I agree with the suggestions to find a different doctor. I have had various experiences with doctors. Some don't seem to know what to do with me and offer really unhelpful and sometimes hurtful advice. Others are more compassionate and want to keep trying to help me out. These are the ones who will really put a lot of effort into my treatment as well as just my emotional well-being. Keep looking for someone who will work with you!

[julieph85]

Have you tried Clonodine instead of a Tricyclic? If your sympathetic is that high it soundsl like you need an alpha blocker.... maybe ask them about it?

[mully2014]

Beware of Clonodine though because when I took it my blood pressure dropped even more!!! I had to be in the hospital to be monitored and had to have 2 bags of iv fluid to help get it out of my system. SO if you try it make sure you have someone around to help you if something goes wrong.

[yogini]

When you say you can't tolerate SSRIs, have you tried several different ones and started at a fractional dose? There is a bit of trial and error with POTS meds - you may tolerate one Med in a class better than another. SSRIs in particular can take a few months of getting used to, and it can help to go slow and work your way up.

[ramakentesh]

All of the POTS meds made my son feel worse. After 3 years, his doctor finally determined that he has low-flow POTS, which means that his vessels are vasoconstricted, not vasodilated.
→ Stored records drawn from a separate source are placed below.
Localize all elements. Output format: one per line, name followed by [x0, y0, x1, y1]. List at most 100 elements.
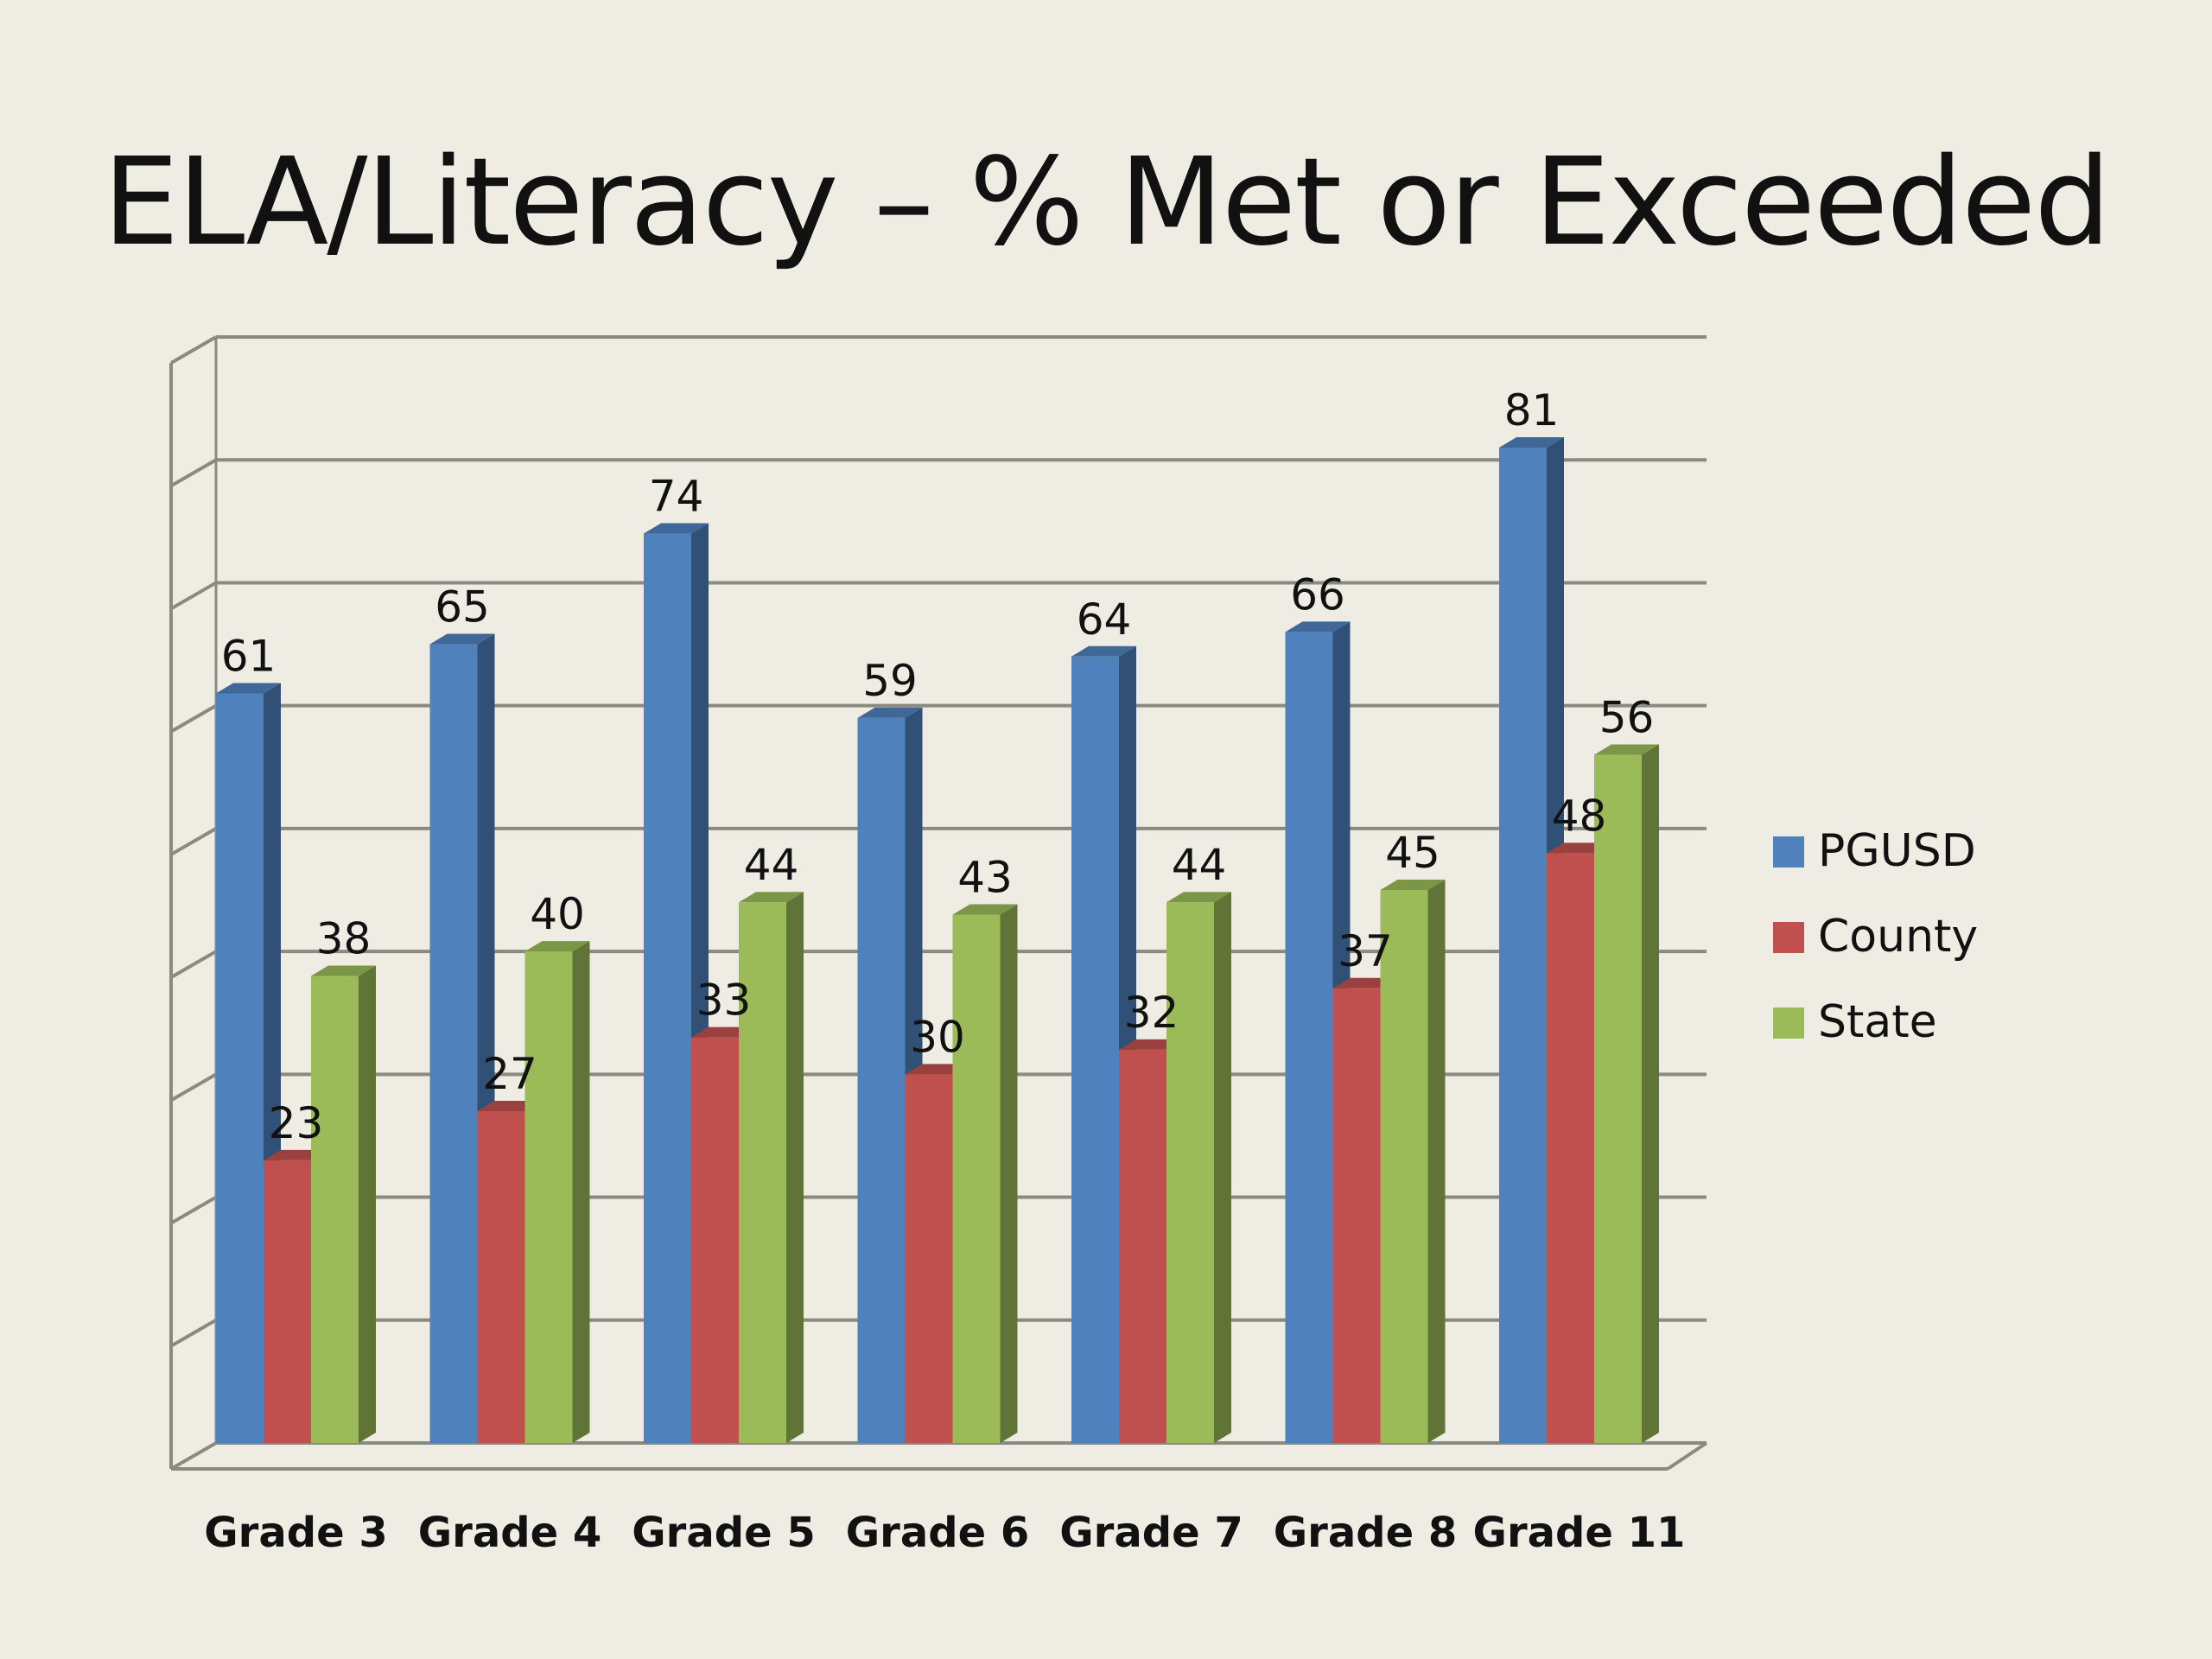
bar-top — [1285, 621, 1351, 632]
gridline-side — [170, 1195, 217, 1225]
category-label: Grade 6 — [846, 1509, 1029, 1557]
bar-front — [524, 951, 573, 1443]
bar-front — [216, 693, 264, 1443]
gridline-side — [170, 703, 217, 734]
bar-front — [477, 1111, 525, 1443]
bar-top — [429, 633, 495, 645]
legend-swatch — [1773, 1007, 1804, 1039]
gridline-side — [170, 458, 217, 487]
bar-top — [644, 523, 709, 534]
bar-top — [952, 904, 1018, 915]
data-label-county: 37 — [1338, 926, 1393, 976]
bar-top — [1071, 645, 1136, 657]
bar-front — [1594, 754, 1642, 1443]
legend-label: PGUSD — [1818, 825, 1976, 877]
data-label-pgusd: 81 — [1504, 385, 1560, 435]
bars — [216, 437, 1659, 1443]
data-label-county: 23 — [269, 1098, 324, 1148]
gridline-side — [170, 950, 217, 979]
gridline-side — [170, 827, 217, 856]
legend-item-state: State — [1773, 996, 1937, 1048]
gridline-side — [170, 1072, 217, 1103]
bar-top — [857, 707, 923, 718]
data-label-pgusd: 61 — [221, 631, 276, 681]
bar-top — [1499, 437, 1564, 448]
bar-front — [311, 976, 359, 1443]
bar-front — [1547, 853, 1594, 1443]
bar-front — [264, 1160, 311, 1443]
bar-top — [524, 941, 590, 952]
bar-state-grade-8 — [1380, 880, 1446, 1443]
legend-item-pgusd: PGUSD — [1773, 825, 1976, 877]
gridline-side — [170, 1441, 217, 1471]
data-label-state: 40 — [530, 889, 585, 939]
bar-top — [1380, 880, 1446, 890]
bar-side — [786, 892, 804, 1443]
legend-item-county: County — [1773, 911, 1978, 963]
bar-front — [905, 1074, 953, 1443]
bar-front — [1285, 632, 1333, 1443]
floor-right-edge — [1666, 1441, 1708, 1471]
data-label-county: 32 — [1124, 988, 1179, 1038]
bar-side — [1427, 880, 1446, 1443]
data-label-pgusd: 74 — [649, 472, 704, 522]
bar-front — [644, 533, 691, 1443]
bar-front — [1071, 656, 1119, 1443]
bar-state-grade-6 — [952, 904, 1018, 1443]
bar-front — [429, 644, 478, 1443]
category-label: Grade 3 — [204, 1509, 387, 1557]
bar-top — [1166, 892, 1231, 903]
bar-front — [1332, 988, 1381, 1443]
bar-top — [216, 683, 281, 694]
data-label-state: 44 — [744, 840, 799, 890]
bar-side — [1214, 892, 1231, 1443]
category-label: Grade 4 — [418, 1509, 601, 1557]
data-label-county: 33 — [696, 976, 752, 1026]
data-label-state: 56 — [1599, 693, 1655, 743]
data-label-pgusd: 65 — [435, 582, 490, 632]
data-label-county: 30 — [910, 1012, 965, 1062]
bar-pgusd-grade-5 — [644, 523, 709, 1443]
data-label-pgusd: 64 — [1077, 594, 1132, 645]
category-label: Grade 7 — [1059, 1509, 1243, 1557]
bar-state-grade-7 — [1166, 892, 1231, 1443]
gridline-side — [170, 335, 217, 365]
gridline-side — [170, 581, 217, 611]
bar-front — [691, 1037, 739, 1443]
bar-state-grade-5 — [739, 892, 804, 1443]
data-label-state: 43 — [957, 852, 1013, 902]
data-label-pgusd: 59 — [862, 656, 918, 706]
legend-swatch — [1773, 836, 1804, 868]
data-label-state: 38 — [316, 914, 372, 964]
legend-label: County — [1818, 911, 1978, 963]
data-label-county: 27 — [482, 1049, 537, 1099]
bar-front — [1166, 902, 1214, 1443]
data-labels: 61 23 38 65 27 40 74 33 44 59 30 43 64 32 44 66 37 45 81 48… — [221, 385, 1655, 1148]
category-label: Grade 11 — [1473, 1509, 1686, 1557]
bar-front — [952, 914, 1001, 1443]
bar-state-grade-11 — [1594, 744, 1659, 1443]
category-label: Grade 8 — [1274, 1509, 1457, 1557]
bar-front — [857, 717, 906, 1443]
bar-state-grade-4 — [524, 941, 590, 1443]
bar-front — [1380, 890, 1428, 1443]
gridline-side — [170, 1319, 217, 1348]
bar-top — [311, 965, 376, 976]
bar-side — [1000, 904, 1018, 1443]
data-label-county: 48 — [1552, 791, 1607, 841]
data-label-pgusd: 66 — [1290, 569, 1345, 620]
bar-side — [359, 965, 376, 1443]
legend-swatch — [1773, 922, 1804, 953]
bar-pgusd-grade-6 — [857, 707, 923, 1443]
legend: PGUSD County State — [1773, 825, 1978, 1048]
bar-front — [1499, 448, 1547, 1443]
data-label-state: 45 — [1385, 828, 1440, 878]
category-label: Grade 5 — [632, 1509, 815, 1557]
bar-top — [739, 892, 804, 903]
bar-front — [1119, 1049, 1166, 1443]
bar-side — [572, 941, 590, 1443]
bar-side — [1642, 744, 1659, 1443]
bar-state-grade-3 — [311, 965, 376, 1443]
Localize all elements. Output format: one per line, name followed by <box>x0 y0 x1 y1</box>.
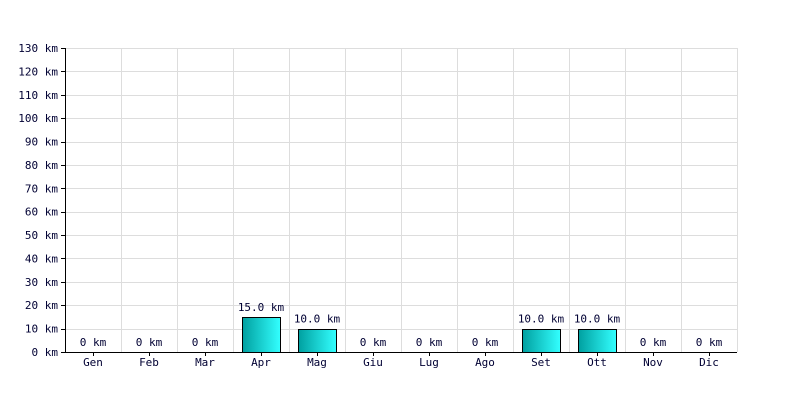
y-tick-label: 20 km <box>25 299 58 312</box>
y-tick-label: 80 km <box>25 159 58 172</box>
x-tick-label: Ago <box>475 356 495 369</box>
x-tick-label: Lug <box>419 356 439 369</box>
data-label: 0 km <box>472 336 499 349</box>
y-tick-label: 120 km <box>18 65 58 78</box>
x-tick-label: Mar <box>195 356 215 369</box>
y-tick-label: 60 km <box>25 206 58 219</box>
data-label: 0 km <box>192 336 219 349</box>
x-tick-label: Dic <box>699 356 719 369</box>
data-label: 0 km <box>416 336 443 349</box>
x-tick-label: Apr <box>251 356 271 369</box>
data-label: 10.0 km <box>294 313 341 326</box>
data-label: 15.0 km <box>238 301 285 314</box>
y-tick-label: 70 km <box>25 182 58 195</box>
y-tick-label: 130 km <box>18 42 58 55</box>
x-tick-label: Feb <box>139 356 159 369</box>
bar-ott <box>578 329 617 353</box>
grid <box>65 48 738 353</box>
y-tick-label: 110 km <box>18 89 58 102</box>
x-tick-labels: Gen Feb Mar Apr Mag Giu Lug Ago Set Ott Nov Dic <box>83 356 719 369</box>
data-label: 0 km <box>640 336 667 349</box>
data-label: 10.0 km <box>518 313 565 326</box>
data-label: 0 km <box>136 336 163 349</box>
axes <box>61 48 737 356</box>
x-tick-label: Giu <box>363 356 383 369</box>
data-labels: 0 km 0 km 0 km 15.0 km 10.0 km 0 km 0 km 0 km 10… <box>80 301 723 349</box>
data-label: 0 km <box>360 336 387 349</box>
x-tick-label: Ott <box>587 356 607 369</box>
y-tick-label: 100 km <box>18 112 58 125</box>
bar-mag <box>298 329 337 353</box>
x-tick-label: Nov <box>643 356 663 369</box>
x-tick-label: Mag <box>307 356 327 369</box>
data-label: 10.0 km <box>574 313 621 326</box>
y-tick-label: 50 km <box>25 229 58 242</box>
data-label: 0 km <box>80 336 107 349</box>
y-tick-label: 10 km <box>25 323 58 336</box>
bar-apr <box>242 317 281 353</box>
bars <box>242 317 617 353</box>
bar-set <box>522 329 561 353</box>
y-tick-label: 30 km <box>25 276 58 289</box>
x-tick-label: Set <box>531 356 551 369</box>
y-tick-label: 40 km <box>25 252 58 265</box>
data-label: 0 km <box>696 336 723 349</box>
y-tick-label: 0 km <box>32 346 59 359</box>
y-tick-labels: 0 km 10 km 20 km 30 km 40 km 50 km 60 km 70 km 8… <box>18 42 58 359</box>
y-tick-label: 90 km <box>25 136 58 149</box>
x-tick-label: Gen <box>83 356 103 369</box>
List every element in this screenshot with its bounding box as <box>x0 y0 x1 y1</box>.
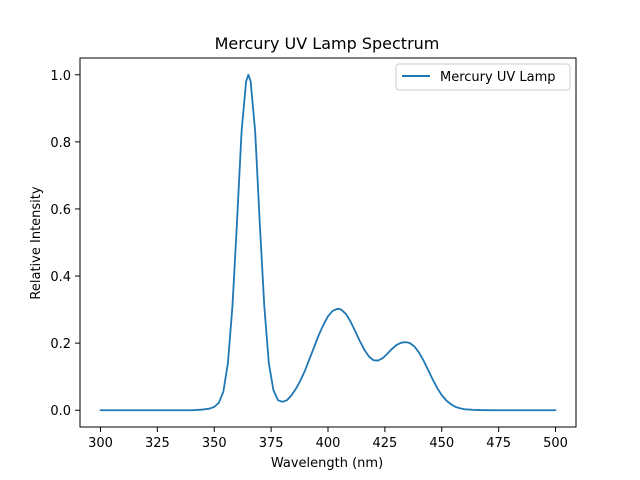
y-tick-label: 0.4 <box>50 270 71 285</box>
y-tick-label: 1.0 <box>50 69 71 84</box>
plot-frame <box>79 57 577 428</box>
y-tick-label: 0.0 <box>50 404 71 419</box>
x-tick-label: 375 <box>259 436 284 451</box>
series-line-0 <box>99 73 557 412</box>
x-tick-label: 425 <box>372 436 397 451</box>
plot-area <box>79 57 577 428</box>
y-axis: 0.0 0.2 0.4 0.6 0.8 1.0 <box>50 69 80 419</box>
x-axis: 300 325 350 375 400 425 450 475 500 <box>88 427 568 451</box>
x-tick-label: 450 <box>429 436 454 451</box>
x-axis-label: Wavelength (nm) <box>271 456 383 471</box>
y-tick-label: 0.2 <box>50 337 71 352</box>
y-tick-label: 0.6 <box>50 203 71 218</box>
x-tick-label: 500 <box>543 436 568 451</box>
x-tick-label: 400 <box>316 436 341 451</box>
y-tick-label: 0.8 <box>50 136 71 151</box>
legend-box <box>395 63 571 91</box>
x-tick-label: 350 <box>202 436 227 451</box>
chart-title: Mercury UV Lamp Spectrum <box>215 34 440 53</box>
legend-label: Mercury UV Lamp <box>440 70 556 85</box>
legend: Mercury UV Lamp <box>395 63 571 91</box>
x-tick-label: 300 <box>88 436 113 451</box>
y-axis-label: Relative Intensity <box>29 186 44 299</box>
x-tick-label: 475 <box>486 436 511 451</box>
x-tick-label: 325 <box>145 436 170 451</box>
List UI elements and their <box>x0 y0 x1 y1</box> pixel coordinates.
No wonder the POTS meds were making him feel worse - they were constricting his blood vessels even more. He now takes Losarten which is a vasodilator. It hasn't been a cure for him, but he is much better. POTS is not a one-size-fits-all illness. If your doctor thinks it is,then you need to find a different doctor.

couldnt have said it better myself. Different mechanisms exist so what may help one may not help and could potentially worsen another in theory.